On first reading, that’s great news for SME property development businesses, looking to secure capital for opportunistic development purchases, refurbishment works or simply to assist with cash flow shortages affecting the daily running of their business. With so many funding options now available, it can pay to know the key advantages of alternative and high street secured lending, before deciding which option is best for the borrower and their SME business.
Some key advantages of applying to an alternative lender for a loan include:
- Short terms: typically three to 12 months.
- Access to funds in one to three weeks. Note, the timescale for a property related loan will be affected by the availability of paperwork, such as a valuation report.

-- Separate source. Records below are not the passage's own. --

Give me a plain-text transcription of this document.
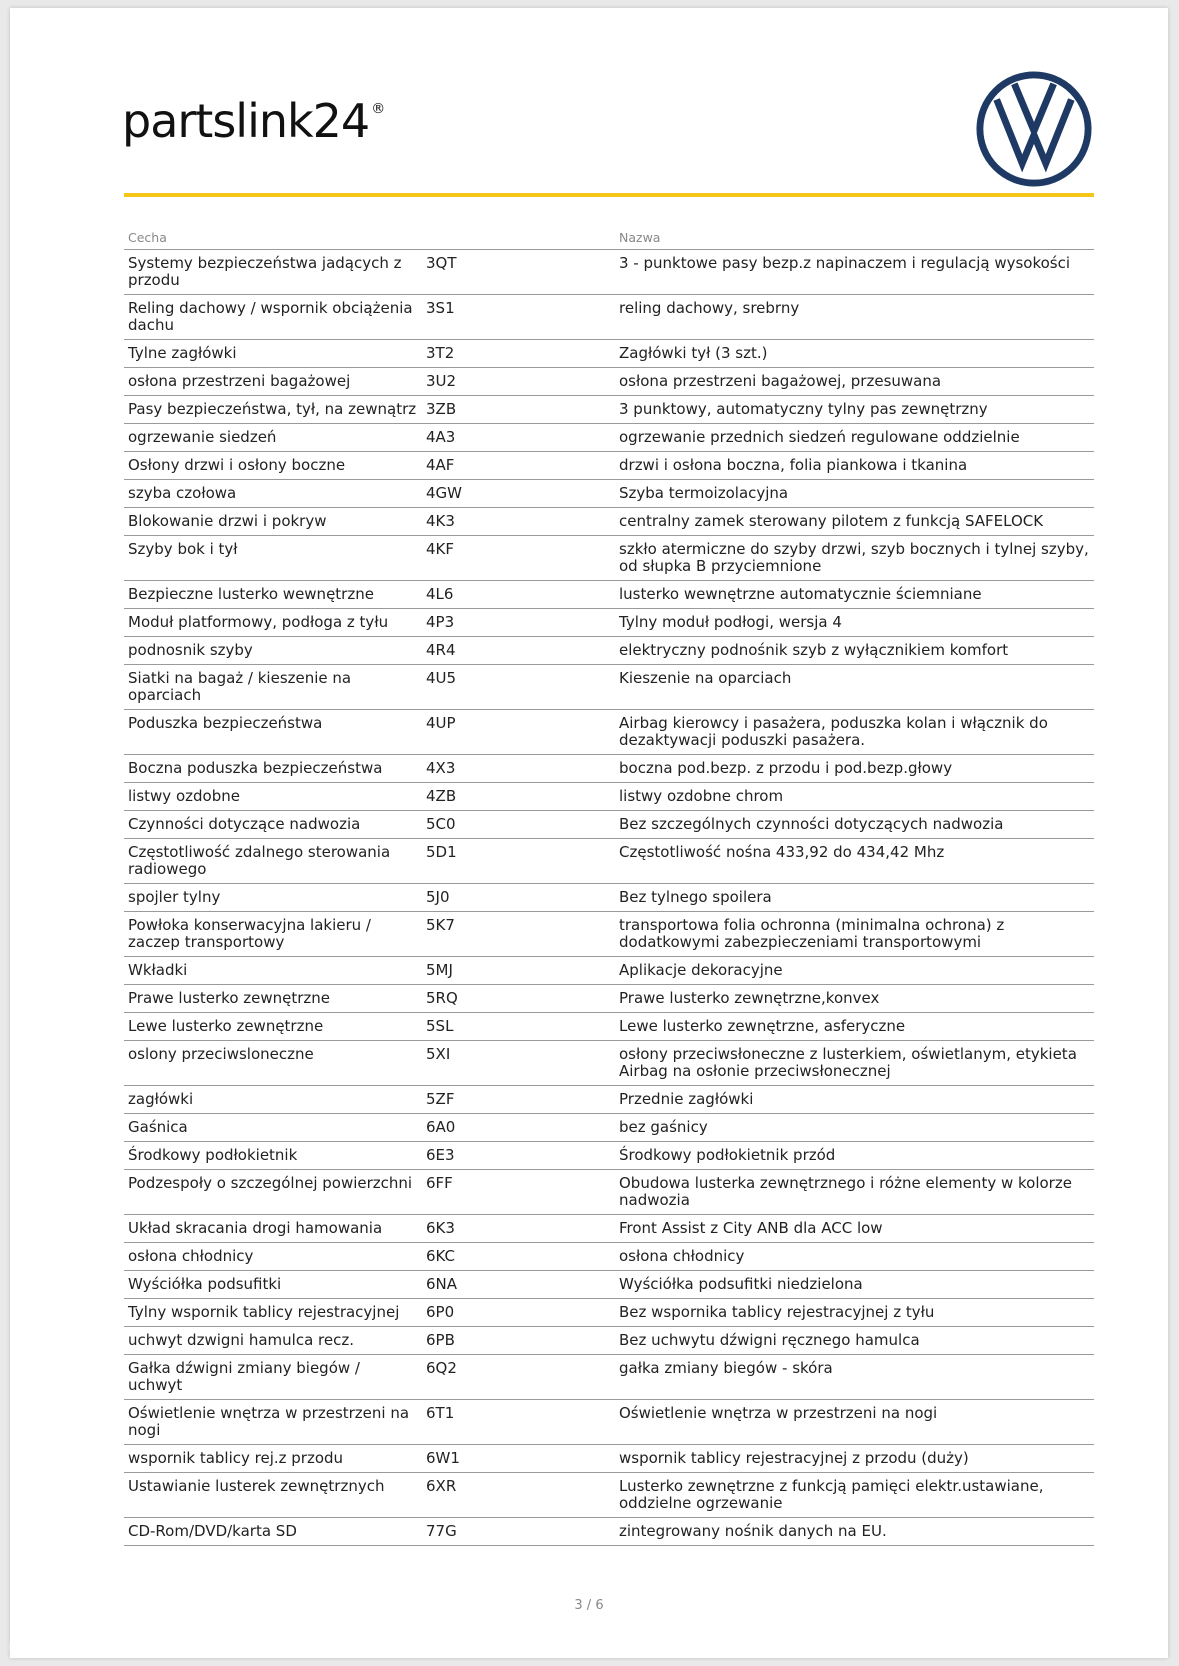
partslink24 ®
Cecha		Nazwa
Systemy bezpieczeństwa jadących z przodu	3QT	3 - punktowe pasy bezp.z napinaczem i regulacją wysokości
Reling dachowy / wspornik obciążenia dachu	3S1	reling dachowy, srebrny
Tylne zagłówki	3T2	Zagłówki tył (3 szt.)
osłona przestrzeni bagażowej	3U2	osłona przestrzeni bagażowej, przesuwana
Pasy bezpieczeństwa, tył, na zewnątrz	3ZB	3 punktowy, automatyczny tylny pas zewnętrzny
ogrzewanie siedzeń	4A3	ogrzewanie przednich siedzeń regulowane oddzielnie
Osłony drzwi i osłony boczne	4AF	drzwi i osłona boczna, folia piankowa i tkanina
szyba czołowa	4GW	Szyba termoizolacyjna
Blokowanie drzwi i pokryw	4K3	centralny zamek sterowany pilotem z funkcją SAFELOCK
Szyby bok i tył	4KF	szkło atermiczne do szyby drzwi, szyb bocznych i tylnej szyby, od słupka B przyciemnione
Bezpieczne lusterko wewnętrzne	4L6	lusterko wewnętrzne automatycznie ściemniane
Moduł platformowy, podłoga z tyłu	4P3	Tylny moduł podłogi, wersja 4
podnosnik szyby	4R4	elektryczny podnośnik szyb z wyłącznikiem komfort
Siatki na bagaż / kieszenie na oparciach	4U5	Kieszenie na oparciach
Poduszka bezpieczeństwa	4UP	Airbag kierowcy i pasażera, poduszka kolan i włącznik do dezaktywacji poduszki pasażera.
Boczna poduszka bezpieczeństwa	4X3	boczna pod.bezp. z przodu i pod.bezp.głowy
listwy ozdobne	4ZB	listwy ozdobne chrom
Czynności dotyczące nadwozia	5C0	Bez szczególnych czynności dotyczących nadwozia
Częstotliwość zdalnego sterowania radiowego	5D1	Częstotliwość nośna 433,92 do 434,42 Mhz
spojler tylny	5J0	Bez tylnego spoilera
Powłoka konserwacyjna lakieru / zaczep transportowy	5K7	transportowa folia ochronna (minimalna ochrona) z dodatkowymi zabezpieczeniami transportowymi
Wkładki	5MJ	Aplikacje dekoracyjne
Prawe lusterko zewnętrzne	5RQ	Prawe lusterko zewnętrzne,konvex
Lewe lusterko zewnętrzne	5SL	Lewe lusterko zewnętrzne, asferyczne
oslony przeciwsloneczne	5XI	osłony przeciwsłoneczne z lusterkiem, oświetlanym, etykieta Airbag na osłonie przeciwsłonecznej
zagłówki	5ZF	Przednie zagłówki
Gaśnica	6A0	bez gaśnicy
Środkowy podłokietnik	6E3	Środkowy podłokietnik przód
Podzespoły o szczególnej powierzchni	6FF	Obudowa lusterka zewnętrznego i różne elementy w kolorze nadwozia
Układ skracania drogi hamowania	6K3	Front Assist z City ANB dla ACC low
osłona chłodnicy	6KC	osłona chłodnicy
Wyściółka podsufitki	6NA	Wyściółka podsufitki niedzielona
Tylny wspornik tablicy rejestracyjnej	6P0	Bez wspornika tablicy rejestracyjnej z tyłu
uchwyt dzwigni hamulca recz.	6PB	Bez uchwytu dźwigni ręcznego hamulca
Gałka dźwigni zmiany biegów / uchwyt	6Q2	gałka zmiany biegów - skóra
Oświetlenie wnętrza w przestrzeni na nogi	6T1	Oświetlenie wnętrza w przestrzeni na nogi
wspornik tablicy rej.z przodu	6W1	wspornik tablicy rejestracyjnej z przodu (duży)
Ustawianie lusterek zewnętrznych	6XR	Lusterko zewnętrzne z funkcją pamięci elektr.ustawiane, oddzielne ogrzewanie
CD-Rom/DVD/karta SD	77G	zintegrowany nośnik danych na EU.
3 / 6
otomoto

- The potential option to have interest serviced monthly or the flexibility of it being rolled and repaid at the end of the loan term.

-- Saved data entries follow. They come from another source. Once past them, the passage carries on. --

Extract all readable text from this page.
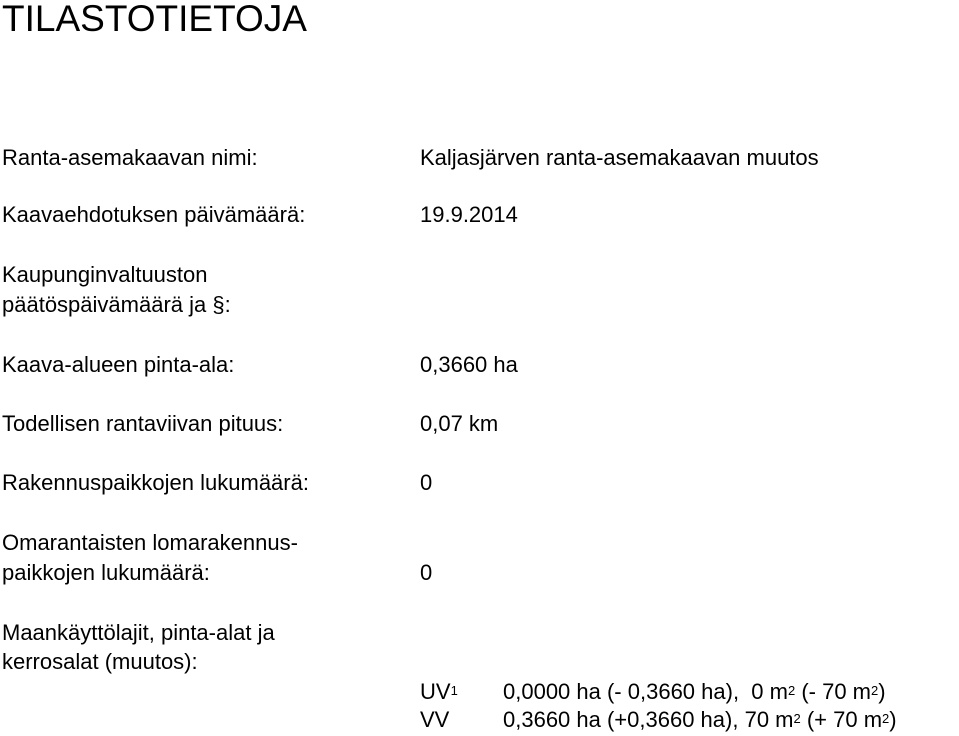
TILASTOTIETOJA
Ranta-asemakaavan nimi:	Kaljasjärven ranta-asemakaavan muutos
Kaavaehdotuksen päivämäärä:	19.9.2014
Kaupunginvaltuuston
päätöspäivämäärä ja §:
Kaava-alueen pinta-ala:	0,3660 ha
Todellisen rantaviivan pituus:	0,07 km
Rakennuspaikkojen lukumäärä:	0
Omarantaisten lomarakennus-
paikkojen lukumäärä:	0
Maankäyttölajit, pinta-alat ja
kerrosalat (muutos):
$UV^1$ 0,0000 ha (- 0,3660 ha),  0 $m^2$ (- 70 $m^2$)
VV 0,3660 ha (+0,3660 ha), 70 $m^2$ (+ 70 $m^2$)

- No hidden costs: alternative lenders claim to provide complete transparency on the fees they charge.
- Speed of decision-making: these lenders aren’t bound by the same degree of red tape as the clearing banks.
- Subject to the consent of the priority debt holder, a bridging lender will look at taking a second charge over property at 60-85% loan to value (LTV).
However, borrowers who opt for an alternative lender approach should look at the financial viability of the overall security package on offer. This includes upfront costs, exit fees and the potentially extensive security requirements of the lender.
Of course, some companies may prefer to do business with a traditional high street bank. Key advantages include:
- Potentially better interest rates.
- Typically longer loan terms, enabling the borrower to spread the cost of smaller repayments and to free up more cash.
- The reassurance of accessing a branch, that’s part of an institution with a national/international presence, for a face-to-face discussion about borrowing needs
- Rigorous credit assessment and risk profiling processes. This could mean the offer of a less onerous overall security package in comparison to alternative lenders.
However, high street lenders may prove challenging for some businesses, particularly if statutory compliance documentation, such as an asbestos report, isn’t readily available or there is a pressing need for the borrower to access finance.
Clearly, there is no one size fits all for the financial needs of a business. The flexibility in the market place should be encouraging and gives business owners the tools to make quick and agile decisions about their companies.
Another approach in today’s time-pressed market is to approach a broker who can help put together bespoke deals. Their contacts in the market mean that they also have access to a range of deals across the board. Equally, brokers can speed up the negotiation process with a new or existing lender, such as helping to extend the facility on an existing agreement, dispensing with certain lending requirements or to negotiate the likes of lower arrangement/exit fees.
The bottom line is that for commercial property businesses seeking finance, it pays to fully consider their options.